Didampingi istrinya, Didik mengungkapkan sekitar pukul 07:30 WIB atau beberapa menit sebelum terdengar suara ledakan dia menegur seseorang yang membawa traveller bag sedang berjalan menuju lounge hotel.
Melihat tamu yang tampak kebingungan dan menghampiri dirinya, Didik yang baru memulai shift paginya itu menanyakan sesuatu kepada pria dengan jaket hitam dan bertopi tersebut.
"Apakah ada yang bisa saya bantu," kata Didik, yang kemudian dijawab oleh pria berkulit sawo matang tersebut, "Saya mau ketemu bos saya".
Kemudian Didik melanjutkan pertanyaannya, "Siapa bosnya dan di mana," kemudian dijawab, "Ini saya mau mengantar pesanan bos saya".

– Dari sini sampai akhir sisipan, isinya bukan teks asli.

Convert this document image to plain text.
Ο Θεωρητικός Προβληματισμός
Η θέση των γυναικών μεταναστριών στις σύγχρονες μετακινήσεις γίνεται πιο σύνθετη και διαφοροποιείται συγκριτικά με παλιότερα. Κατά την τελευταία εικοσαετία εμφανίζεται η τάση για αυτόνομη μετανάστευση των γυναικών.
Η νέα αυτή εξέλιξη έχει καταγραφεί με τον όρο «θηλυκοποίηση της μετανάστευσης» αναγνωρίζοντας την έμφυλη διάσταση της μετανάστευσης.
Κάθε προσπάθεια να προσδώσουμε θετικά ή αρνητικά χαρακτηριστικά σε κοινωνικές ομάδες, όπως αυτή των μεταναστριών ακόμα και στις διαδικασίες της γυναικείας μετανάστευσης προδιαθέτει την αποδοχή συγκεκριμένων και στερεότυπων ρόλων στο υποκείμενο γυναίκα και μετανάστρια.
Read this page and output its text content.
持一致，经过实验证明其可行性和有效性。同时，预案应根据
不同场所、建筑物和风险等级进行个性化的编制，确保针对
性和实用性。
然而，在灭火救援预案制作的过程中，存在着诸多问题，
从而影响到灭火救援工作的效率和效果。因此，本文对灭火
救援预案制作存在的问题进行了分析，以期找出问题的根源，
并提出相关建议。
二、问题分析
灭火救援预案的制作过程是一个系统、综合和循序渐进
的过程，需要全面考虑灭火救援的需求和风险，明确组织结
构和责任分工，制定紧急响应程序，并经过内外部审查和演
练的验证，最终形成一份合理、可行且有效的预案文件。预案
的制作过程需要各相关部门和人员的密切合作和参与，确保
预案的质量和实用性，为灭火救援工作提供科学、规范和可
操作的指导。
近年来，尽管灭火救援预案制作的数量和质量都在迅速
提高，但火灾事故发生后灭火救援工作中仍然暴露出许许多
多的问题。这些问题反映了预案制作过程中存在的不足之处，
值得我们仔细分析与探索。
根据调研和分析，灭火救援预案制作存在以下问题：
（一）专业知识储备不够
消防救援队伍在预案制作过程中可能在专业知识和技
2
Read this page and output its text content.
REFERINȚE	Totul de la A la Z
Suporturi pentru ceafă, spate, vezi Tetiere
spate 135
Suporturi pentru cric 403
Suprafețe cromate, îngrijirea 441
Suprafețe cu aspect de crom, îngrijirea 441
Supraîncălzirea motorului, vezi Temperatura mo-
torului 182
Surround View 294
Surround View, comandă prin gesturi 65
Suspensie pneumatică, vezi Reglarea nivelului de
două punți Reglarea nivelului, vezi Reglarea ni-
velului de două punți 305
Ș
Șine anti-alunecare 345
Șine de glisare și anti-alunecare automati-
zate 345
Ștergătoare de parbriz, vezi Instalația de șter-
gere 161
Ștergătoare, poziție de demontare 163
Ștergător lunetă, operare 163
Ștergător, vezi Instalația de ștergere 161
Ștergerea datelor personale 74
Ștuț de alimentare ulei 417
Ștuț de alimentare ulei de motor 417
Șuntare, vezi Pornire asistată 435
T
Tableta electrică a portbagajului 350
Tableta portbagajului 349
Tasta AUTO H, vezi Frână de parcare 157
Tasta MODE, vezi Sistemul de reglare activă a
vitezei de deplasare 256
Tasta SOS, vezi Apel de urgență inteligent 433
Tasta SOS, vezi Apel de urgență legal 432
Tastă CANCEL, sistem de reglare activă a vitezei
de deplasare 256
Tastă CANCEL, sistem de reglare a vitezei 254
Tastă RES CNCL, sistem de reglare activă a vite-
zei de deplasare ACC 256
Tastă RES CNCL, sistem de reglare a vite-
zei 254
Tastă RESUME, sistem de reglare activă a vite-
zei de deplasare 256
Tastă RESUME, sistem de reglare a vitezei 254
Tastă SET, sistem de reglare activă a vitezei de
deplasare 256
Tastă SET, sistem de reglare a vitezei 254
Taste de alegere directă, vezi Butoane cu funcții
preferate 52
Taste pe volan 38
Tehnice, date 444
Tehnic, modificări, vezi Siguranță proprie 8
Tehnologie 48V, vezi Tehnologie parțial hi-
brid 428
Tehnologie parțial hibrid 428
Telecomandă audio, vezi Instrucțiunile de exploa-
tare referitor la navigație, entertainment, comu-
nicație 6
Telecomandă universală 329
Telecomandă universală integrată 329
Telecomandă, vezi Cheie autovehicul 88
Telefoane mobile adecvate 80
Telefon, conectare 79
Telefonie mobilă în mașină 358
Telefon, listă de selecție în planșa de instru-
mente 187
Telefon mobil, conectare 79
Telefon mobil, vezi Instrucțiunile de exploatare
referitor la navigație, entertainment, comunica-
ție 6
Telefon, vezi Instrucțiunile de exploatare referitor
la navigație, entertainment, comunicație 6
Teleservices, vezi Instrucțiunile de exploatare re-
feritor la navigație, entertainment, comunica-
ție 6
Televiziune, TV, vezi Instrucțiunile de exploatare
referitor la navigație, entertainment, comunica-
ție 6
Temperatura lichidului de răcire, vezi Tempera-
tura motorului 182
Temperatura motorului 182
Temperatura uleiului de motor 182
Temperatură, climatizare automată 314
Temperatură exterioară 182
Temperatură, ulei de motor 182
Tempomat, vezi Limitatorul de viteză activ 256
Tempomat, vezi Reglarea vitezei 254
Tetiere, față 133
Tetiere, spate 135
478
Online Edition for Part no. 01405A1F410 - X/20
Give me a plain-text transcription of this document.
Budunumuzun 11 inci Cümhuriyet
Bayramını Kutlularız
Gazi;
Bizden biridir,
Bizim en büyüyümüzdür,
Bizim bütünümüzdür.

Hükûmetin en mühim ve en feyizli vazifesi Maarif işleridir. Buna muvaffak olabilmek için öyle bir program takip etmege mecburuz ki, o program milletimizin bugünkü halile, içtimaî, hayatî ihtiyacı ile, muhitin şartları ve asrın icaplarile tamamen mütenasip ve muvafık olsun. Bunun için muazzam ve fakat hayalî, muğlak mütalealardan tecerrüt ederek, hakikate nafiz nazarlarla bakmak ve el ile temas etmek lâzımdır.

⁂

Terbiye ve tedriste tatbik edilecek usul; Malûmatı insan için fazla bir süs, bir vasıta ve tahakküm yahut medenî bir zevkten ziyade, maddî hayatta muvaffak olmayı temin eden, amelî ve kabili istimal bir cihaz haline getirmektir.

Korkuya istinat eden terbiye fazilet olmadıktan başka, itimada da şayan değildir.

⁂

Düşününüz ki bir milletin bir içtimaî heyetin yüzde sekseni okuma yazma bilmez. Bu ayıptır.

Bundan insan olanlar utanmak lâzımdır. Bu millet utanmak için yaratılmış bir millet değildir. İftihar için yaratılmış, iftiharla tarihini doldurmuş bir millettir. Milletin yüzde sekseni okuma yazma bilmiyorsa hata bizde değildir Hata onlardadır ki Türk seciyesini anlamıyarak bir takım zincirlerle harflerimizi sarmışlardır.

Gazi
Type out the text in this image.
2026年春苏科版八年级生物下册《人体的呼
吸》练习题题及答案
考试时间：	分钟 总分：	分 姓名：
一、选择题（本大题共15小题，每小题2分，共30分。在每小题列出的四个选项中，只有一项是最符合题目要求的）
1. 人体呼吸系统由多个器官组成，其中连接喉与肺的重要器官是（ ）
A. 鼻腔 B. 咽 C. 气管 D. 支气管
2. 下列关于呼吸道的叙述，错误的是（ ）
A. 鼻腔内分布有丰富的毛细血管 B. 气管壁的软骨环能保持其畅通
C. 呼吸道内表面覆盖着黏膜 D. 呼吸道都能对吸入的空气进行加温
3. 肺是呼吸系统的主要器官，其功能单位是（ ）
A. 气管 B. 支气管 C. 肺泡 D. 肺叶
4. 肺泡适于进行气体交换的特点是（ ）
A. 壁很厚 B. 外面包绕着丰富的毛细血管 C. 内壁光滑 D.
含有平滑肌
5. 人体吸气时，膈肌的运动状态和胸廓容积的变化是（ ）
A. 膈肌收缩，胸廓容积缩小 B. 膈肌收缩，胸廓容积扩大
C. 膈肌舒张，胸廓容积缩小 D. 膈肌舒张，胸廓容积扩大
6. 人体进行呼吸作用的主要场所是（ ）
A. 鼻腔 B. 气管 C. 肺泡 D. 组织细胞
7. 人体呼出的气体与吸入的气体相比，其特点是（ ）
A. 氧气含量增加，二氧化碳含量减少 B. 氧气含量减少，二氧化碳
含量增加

Selanjutnya, karena tamu tersebut mau mengantar pesanan, kata Didik yang tampak masih lemah terbaring di ruang Krisan kamar 351 lantai III RS Jakarta, tidak berani bertanya lebih lanjut.
Sesuai prosedur pelayanan hotel, Didik minta seorang temannya bernama Dadang untuk mengantar tamu tersebut ke tempat bosnya.
Sebelum mengantar, kata dia, Dadang sempat menanyakan kepadanya siapa tamu tersebut dan diantar ke mana. Setelah itu ketiganya berpisah. Kemudian Didik pergi mengontrol ke lokasi lain.
"Kasihan Dadang, sekarang dia menderita luka parah," kata Didik soal Dadang yang mengalami luka agak parah dibanding beberapa rekannya.
Didik mengatakan ciri-ciri fisik yang diduga pelaku adalah berkulit sawo matang, tinggi sekitar 172 sentimeter dan umur sekitar 25-28 tahun.
Shock
Sementara itu, Bambang Trianto (30) mengaku masih shock berat dengan terjadinya bom yang kedua kalinya mengguncang JW Merriott.
Kendati dalam peristiwa ini dia tidak mengalami luka-luka, tetapi pemuda tersebut mengaku mengalami shock berat karena luka fisik yang dialami pada ledakan bom beberapa tahun lalu masih terlihat nyata.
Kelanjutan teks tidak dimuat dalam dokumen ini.